Despite the Organic Festival being the largest of its kind in Europe, this year it was in jeopardy until Yeo Valley Organic stepped in as the key sponsor, and was still smaller than in previous years.
Sandwiched among the many food vendors selling an array of organic cheese, meat, fudge, veggies, beer, fruit and spices were zones dedicated to health and beauty products, sustainable fashion, NGOs and local community organisations.
Earnest activists spoke to small crowds about starting community gardens as tiny rocket plants were handed out nearby, with the smell of organic hamburgers wafting through the air.
Elsewhere in the Festival grounds, children clustered outside the Kids Taste Tent organised by the Soil Association’s Food For Life, a group dedicated to bringing local, fresh and healthy food into schools.
The Soil Association itself maintained a constant presence throughout the Festival (despite their singular and rather small booth), with members new and old sporting bright blue wristbands, granting them free access to the festivities.

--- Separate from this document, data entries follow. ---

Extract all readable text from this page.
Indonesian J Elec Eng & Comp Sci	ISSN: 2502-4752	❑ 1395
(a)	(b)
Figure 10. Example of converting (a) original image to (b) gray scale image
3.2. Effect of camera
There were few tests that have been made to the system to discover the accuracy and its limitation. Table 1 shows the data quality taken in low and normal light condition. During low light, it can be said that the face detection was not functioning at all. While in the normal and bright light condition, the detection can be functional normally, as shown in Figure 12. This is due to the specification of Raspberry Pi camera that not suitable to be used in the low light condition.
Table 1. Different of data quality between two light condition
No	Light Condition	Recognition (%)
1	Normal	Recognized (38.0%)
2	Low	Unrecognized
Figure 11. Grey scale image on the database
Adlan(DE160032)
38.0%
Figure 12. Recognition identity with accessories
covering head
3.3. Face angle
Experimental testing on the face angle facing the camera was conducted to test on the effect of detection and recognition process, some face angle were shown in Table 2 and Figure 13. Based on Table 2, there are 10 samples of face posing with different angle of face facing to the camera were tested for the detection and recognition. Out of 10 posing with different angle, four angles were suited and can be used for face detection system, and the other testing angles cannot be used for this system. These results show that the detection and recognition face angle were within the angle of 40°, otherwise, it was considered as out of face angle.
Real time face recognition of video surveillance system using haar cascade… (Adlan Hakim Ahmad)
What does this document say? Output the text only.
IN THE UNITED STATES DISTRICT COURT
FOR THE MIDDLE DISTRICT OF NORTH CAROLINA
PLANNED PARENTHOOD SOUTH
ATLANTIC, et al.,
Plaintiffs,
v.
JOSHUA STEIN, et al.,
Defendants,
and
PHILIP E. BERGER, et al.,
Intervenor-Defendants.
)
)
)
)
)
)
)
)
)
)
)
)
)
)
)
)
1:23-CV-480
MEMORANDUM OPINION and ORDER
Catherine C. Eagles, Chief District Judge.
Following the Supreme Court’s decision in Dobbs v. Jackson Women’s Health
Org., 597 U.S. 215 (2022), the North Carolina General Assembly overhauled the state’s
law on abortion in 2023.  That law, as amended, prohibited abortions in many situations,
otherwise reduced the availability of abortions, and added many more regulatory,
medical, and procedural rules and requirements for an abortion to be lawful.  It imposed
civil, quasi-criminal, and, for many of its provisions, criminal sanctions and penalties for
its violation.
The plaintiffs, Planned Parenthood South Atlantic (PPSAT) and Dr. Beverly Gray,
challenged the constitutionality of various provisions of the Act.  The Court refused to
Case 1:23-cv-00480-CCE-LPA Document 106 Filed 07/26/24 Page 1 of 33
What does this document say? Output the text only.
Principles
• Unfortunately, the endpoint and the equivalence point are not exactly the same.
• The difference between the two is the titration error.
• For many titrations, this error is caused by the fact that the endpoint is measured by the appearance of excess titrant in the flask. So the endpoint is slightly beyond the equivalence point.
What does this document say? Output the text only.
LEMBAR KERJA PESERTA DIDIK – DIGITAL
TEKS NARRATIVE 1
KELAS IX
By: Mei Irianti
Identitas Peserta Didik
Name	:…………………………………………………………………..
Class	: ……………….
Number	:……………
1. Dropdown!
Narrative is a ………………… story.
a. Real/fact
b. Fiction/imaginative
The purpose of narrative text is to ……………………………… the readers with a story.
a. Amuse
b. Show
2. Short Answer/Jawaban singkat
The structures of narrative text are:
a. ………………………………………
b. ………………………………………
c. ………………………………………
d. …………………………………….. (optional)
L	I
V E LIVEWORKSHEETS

Along with delicious smells, a general good feeling pervaded the space, helped along by happy children, generous free samples and exclusive Festival deals from the exhibitors.
By the end of a turn about the Festival grounds, visitors seemed content but a bit overwhelmed, often laden with reusable jute bags full of food and pamphlets.
The Soil Association wisely charged no admission for members and youth under 16, thereby encouraging new membership and fostering the next generation of organic consumers. The fact that there was a general admission to be exempt from (£5) was new – the Organic Festival was once completely free.
A large consumption-based event like the Organic Food Festival is full of decisions to make: ice cream from Cornwall or made of buffalo milk? Should I join the Avon Wildlife Trust? Would I prefer crumbly, buttery cheddar or a cheese more creamy and soft from Bath? Though brow-furrowing, these are gentle choices and part of an easy-going lifestyle.
Can the organic movement take that critical leap from individual choices in the grocery to society-wide change? The Soil Association’s Food Festival is certainly a critical step in bringing organic into the public sphere, and it is encouraging to see the number of small, local producers proudly displaying their sustainable wares.
I can only hope that the Festival does not continue to shrink and become more expensive, but remains an annual gathering point of the quietly growing organic movement.